Données ouvertes : vers une meilleure assurance santé ?
Les assureurs pourront prendre en charge des risques actuellement non couverts et mieux cibler les actions de prévention. Les tarifs pourraient baisser.
2020 sera l’année de la révolution française de l’Open Data en santé, donnant le coup d’envoi à l’ouverture progressive de l’ensemble des bases de données publiques. L’Hexagone rejoint ainsi les pays pionniers de l’ouverture des données de santé anonymisées, tels que les Etats-Unis, le Canada ou encore le Danemark. Outre l’enjeu de transparence vis-à-vis des citoyens, qui pourront librement consulter et utiliser ces données, cette réforme intéresse les assureurs. Jusqu’à présent, l’accès aux quelque 260 bases de données publiques en santé leur était restreint.
La loi Evin interdit la tarification basée sur des données de santé.

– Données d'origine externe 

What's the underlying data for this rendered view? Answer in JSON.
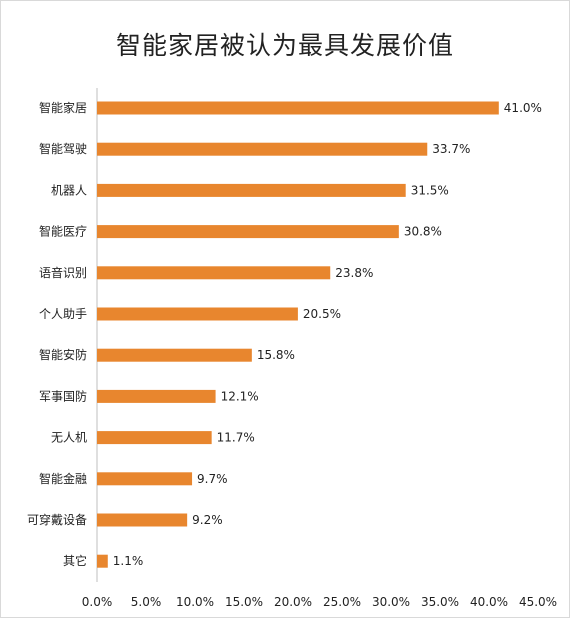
{
  "chart_data": {
    "type": "bar",
    "orientation": "horizontal",
    "title": "智能家居被认为最具发展价值",
    "categories": [
      "智能家居",
      "智能驾驶",
      "机器人",
      "智能医疗",
      "语音识别",
      "个人助手",
      "智能安防",
      "军事国防",
      "无人机",
      "智能金融",
      "可穿戴设备",
      "其它"
    ],
    "values": [
      41.0,
      33.7,
      31.5,
      30.8,
      23.8,
      20.5,
      15.8,
      12.1,
      11.7,
      9.7,
      9.2,
      1.1
    ],
    "value_labels": [
      "41.0%",
      "33.7%",
      "31.5%",
      "30.8%",
      "23.8%",
      "20.5%",
      "15.8%",
      "12.1%",
      "11.7%",
      "9.7%",
      "9.2%",
      "1.1%"
    ],
    "xlim": [
      0,
      45
    ],
    "x_ticks": [
      "0.0%",
      "5.0%",
      "10.0%",
      "15.0%",
      "20.0%",
      "25.0%",
      "30.0%",
      "35.0%",
      "40.0%",
      "45.0%"
    ],
    "bar_color": "#E8862E",
    "grid": false,
    "legend": "none"
  }
}
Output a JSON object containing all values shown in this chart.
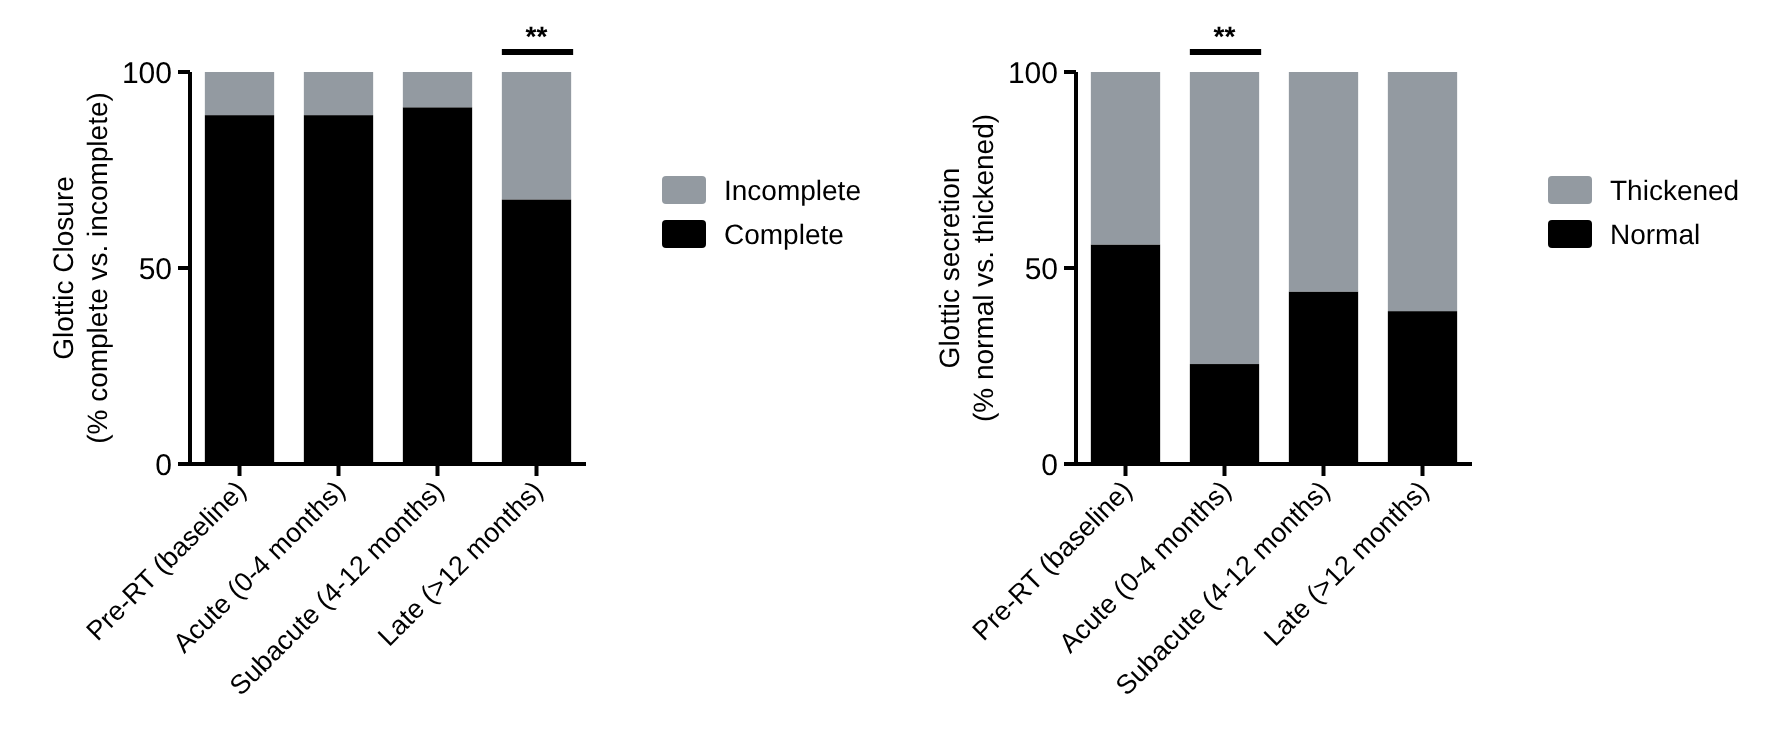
{
  "chart_data": [
    {
      "type": "bar",
      "stacked": true,
      "ylabel": "Glottic Closure\n(% complete vs. incomplete)",
      "categories": [
        "Pre-RT (baseline)",
        "Acute (0-4 months)",
        "Subacute (4-12 months)",
        "Late (>12 months)"
      ],
      "series": [
        {
          "name": "Complete",
          "color": "#000000",
          "values": [
            89,
            89,
            91,
            67.5
          ]
        },
        {
          "name": "Incomplete",
          "color": "#939aa1",
          "values": [
            11,
            11,
            9,
            32.5
          ]
        }
      ],
      "ylim": [
        0,
        100
      ],
      "yticks": [
        0,
        50,
        100
      ],
      "legend": "right",
      "annotations": [
        "**"
      ]
    },
    {
      "type": "bar",
      "stacked": true,
      "ylabel": "Glottic secretion\n(% normal vs. thickened)",
      "categories": [
        "Pre-RT (baseline)",
        "Acute (0-4 months)",
        "Subacute (4-12 months)",
        "Late (>12 months)"
      ],
      "series": [
        {
          "name": "Normal",
          "color": "#000000",
          "values": [
            56,
            25.5,
            44,
            39
          ]
        },
        {
          "name": "Thickened",
          "color": "#939aa1",
          "values": [
            44,
            74.5,
            56,
            61
          ]
        }
      ],
      "ylim": [
        0,
        100
      ],
      "yticks": [
        0,
        50,
        100
      ],
      "legend": "right",
      "annotations": [
        "**"
      ]
    }
  ]
}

Or, ces bases constituent une mine d’informations sur l’état de santé de la population et son évolution : à lui seule, le Système national d’information inter-régimes de l’assurance maladie (SNIIRAM) contient la consommation de soins des Français depuis 1999. Pour les organismes d’assurance maladie complémentaire, l’accès à ces données anonymisées va par exemple permettre d’observer statistiquement l’évolution des différentes pathologies dans le temps et au niveau géographique, ou encore par classes d’âge, et de pouvoir en extrapoler une tendance d’évolution future. De ce fait, les actuaires pourront mieux cerner les risques liés à chaque pathologie et donc mieux maîtriser le coût des engagements qu’ils prennent. Il devrait en résulter un ajustement à la baisse des tarifs des contrats d’assurance complémentaire santé. Autre bénéfice collectif, cette meilleure connaissance de l’évolution de la santé des Français devrait faire apparaître une offre de couverture pour des risques qui ne sont pas encore couverts, faute de données disponibles pour permettre aux assureurs d’évaluer le risque pris. Par exemple, seuls quelques contrats très chers prévoient actuellement une couverture de la perte d’autonomie partielle au grand âge, car ce risque – qui va augmenter au cours de la prochaine décennie du fait du vieillissement de la population – est difficile à évaluer. Mais en accédant aux données publiques sur le nombre de personnes concernées, la longévité des bénéficiaires et sur l’évolution de leurs soins au fil des années, les assureurs vont pouvoir proposer les garanties les plus adaptées et à un tarif concurrentiel. Enfin, cette connaissance nouvelle va également permettre de mieux cibler leurs actions de prévention.
Eviter la réidentification et le risque de discrimination
Les ajustements tarifaires attendus seront applicables collectivement, car la loi Evin interdit la tarification basée sur des données de santé. La définition de ce concept a été élargie par le Réglement européen sur la protection des données personnelles (RGPD), entré en vigueur en mai 2018, à « toute information relative à la santé physique ou mentale, passée, présente ou future, d’une personne physique », qu’il s’agisse de données de santé par nature, de celles qui le deviennent en raison de leur croisement avec d’autres données ou de celles qui le deviennent en raison de leur utilisation à caractère médical. Les bases de données publiques anonymisées qui seront ouvertes ont ainsi été scrutées sous le contrôle de la CNIL pour garantir que les éléments mis à disposition du public ne puissent pas permettre la réidentification d’une personne lorsqu’ils sont croisés avec d’autres bases. Et éviter tout risque de discrimination lié à la fuite de données de santé.